Menurut Faisal, saat ini produksi kakao mencapai 3.527 ton dari lahan seluas 2.454 hektare.

Selama ini, produksi kakao di Kabupaten Lebak relatif kecil dengan produktivitas rata-rata 0,5 ton/hektare.

Padahal, jika dilakukan dengan teknik budidaya yang baik dipastikan produktivitas bisa menjadi 2 ton/hektare.

Ia meminta petani dapat meningkatkan produksi kakao dengan menerapkan teknik budi daya yang baik.

Penerapan teknik budi daya yang baik itu antara lain menggunakan benih unggul, pupuk berimbang antara organik dan non-organik juga pemeliharaan serta perawatan tanaman.

Saat ini, petani Kabupaten Lebak belum mengembangkan budidaya tanaman kakao yang berorientasi bisnis atau menjadikan andalan ekonomi masyarakat.

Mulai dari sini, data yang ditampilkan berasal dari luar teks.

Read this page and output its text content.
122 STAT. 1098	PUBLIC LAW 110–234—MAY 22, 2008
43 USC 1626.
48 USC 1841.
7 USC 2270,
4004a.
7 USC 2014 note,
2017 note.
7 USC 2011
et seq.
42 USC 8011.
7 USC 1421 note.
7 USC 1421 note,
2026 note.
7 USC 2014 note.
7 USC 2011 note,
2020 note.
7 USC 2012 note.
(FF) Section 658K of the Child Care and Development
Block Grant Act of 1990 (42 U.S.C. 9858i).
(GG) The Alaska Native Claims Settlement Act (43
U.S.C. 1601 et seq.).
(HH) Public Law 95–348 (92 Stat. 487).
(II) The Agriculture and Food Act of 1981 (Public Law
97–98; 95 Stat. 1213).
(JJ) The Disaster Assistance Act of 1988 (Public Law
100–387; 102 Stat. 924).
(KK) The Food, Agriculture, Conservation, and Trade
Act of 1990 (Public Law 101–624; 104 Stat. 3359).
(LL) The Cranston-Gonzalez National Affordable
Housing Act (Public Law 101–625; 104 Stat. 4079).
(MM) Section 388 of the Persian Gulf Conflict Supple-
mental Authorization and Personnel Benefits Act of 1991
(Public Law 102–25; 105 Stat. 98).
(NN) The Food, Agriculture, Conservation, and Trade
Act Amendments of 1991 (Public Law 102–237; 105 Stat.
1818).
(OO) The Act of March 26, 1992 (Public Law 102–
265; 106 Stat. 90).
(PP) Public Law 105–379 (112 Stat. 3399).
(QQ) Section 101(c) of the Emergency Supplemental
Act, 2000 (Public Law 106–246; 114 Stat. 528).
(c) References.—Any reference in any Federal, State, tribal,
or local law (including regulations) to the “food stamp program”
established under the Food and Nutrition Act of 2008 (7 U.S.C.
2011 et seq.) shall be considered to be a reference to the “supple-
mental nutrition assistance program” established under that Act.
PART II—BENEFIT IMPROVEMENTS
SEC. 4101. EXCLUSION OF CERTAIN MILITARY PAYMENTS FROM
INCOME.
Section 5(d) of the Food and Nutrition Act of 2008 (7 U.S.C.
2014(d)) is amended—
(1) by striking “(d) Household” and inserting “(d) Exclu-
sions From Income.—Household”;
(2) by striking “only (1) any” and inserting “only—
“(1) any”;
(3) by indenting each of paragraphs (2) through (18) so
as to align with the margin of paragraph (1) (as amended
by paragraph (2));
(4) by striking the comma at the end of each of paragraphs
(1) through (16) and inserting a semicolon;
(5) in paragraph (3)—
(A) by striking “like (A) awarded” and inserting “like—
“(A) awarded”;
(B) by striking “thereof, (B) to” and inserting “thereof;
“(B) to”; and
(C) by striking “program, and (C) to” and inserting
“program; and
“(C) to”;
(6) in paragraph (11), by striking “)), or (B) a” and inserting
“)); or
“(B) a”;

Pihaknya mendorong pengembangan usaha budidaya tanaman kakao ke depan menjadikan pendapatan unggulan masyarakat.

“Kami setiap tahun menyalurkan benih kakao bagi petani guna meningkatkan perluasan tanaman itu,” ujarnya.

Faisal menyebutkan, produksi kakao Lebak termasuk terbaik di Tanah Air karena memiliki kadar air antara enam sampai tujuh persen.

Oleh karena itu, kata dia, beberapa perusahaan di Jakarta, Tangerang, dan Bandung menampung kakao dari Lebak dengan harga Rp28.000/kg-Rp32.000/kg.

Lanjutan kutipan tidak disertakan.